Many descriptions were given in the draft of ‘indicators of potential failure’, some of which “could more accurately be termed poor practices”, the LGA said.

Some - such as failures of risk management or budgeting - might on their own to lead to failure, but others would not unless associated with other poor practices.

“Because the guidance does not make this clear, this limits the usefulness of the document to councils, “ the response noted.

"It would be more accurate to state that a significant accumulation of poor practices is an indication of potential failure. However, counting the number of indicators alone cannot lead to a judgement of failure.”

Councillors and officers, particularly those such as section 151 and monitoring officers with statutory responsibility, should “uphold their duties and speak truth to power” through effective provision of advice to members, enabled by constructive working relationships between members and officers.

The LGA rejected the idea that holding all-out elections should be considered a characteristic of a well-functioning authority, since many with annual elections worked perfectly well and “a lack of political stability is not an indicator of failure, it can be a valid outcome of the democratic process in a place where the politics are finely balanced”.

It also opposed the idea that the existence of credible allegations of corruption or maladministration should in itself be an indication of failure, although “a lack of appropriate action in response to such allegations would be a cause for concern”.

Looking overall at the proposals, the response said: “We believe strongly that not all of the characteristics and indicators proposed are of equal weight.

“Some of the indicators are extremely granular, others cover multiple issues in one indicator.”

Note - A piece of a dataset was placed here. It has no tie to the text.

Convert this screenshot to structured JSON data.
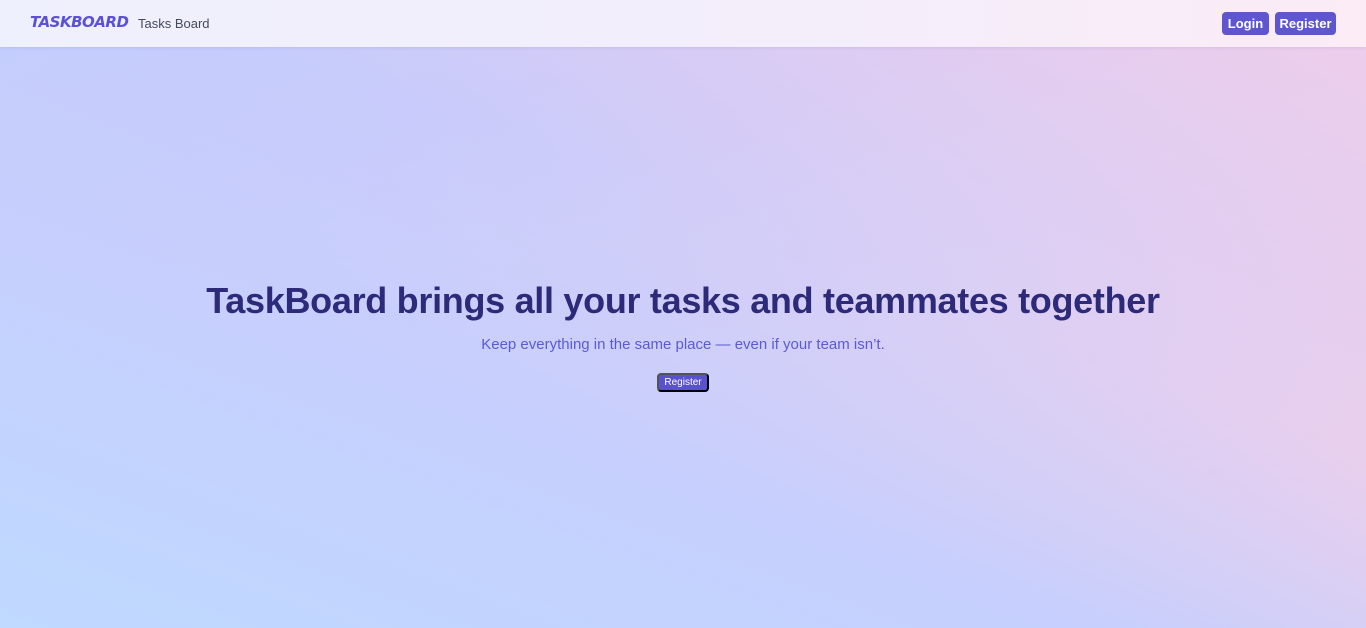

The LGA considered the strongest indicators of compliance with the best value duty were:
• Openness to external challenge
• Clear leadership demonstrated through a realistic and robust corporate plan
• A robust medium-term financial strategy, with consistent delivery of budget plans
• Compliance with legislative, regulatory and constitutional requirements
• Effective risk management with ownership and understanding across senior political and managerial leadership
• Effective use of performance management information leading to strong self-awareness
• Robust plans to address service failure, where applicable.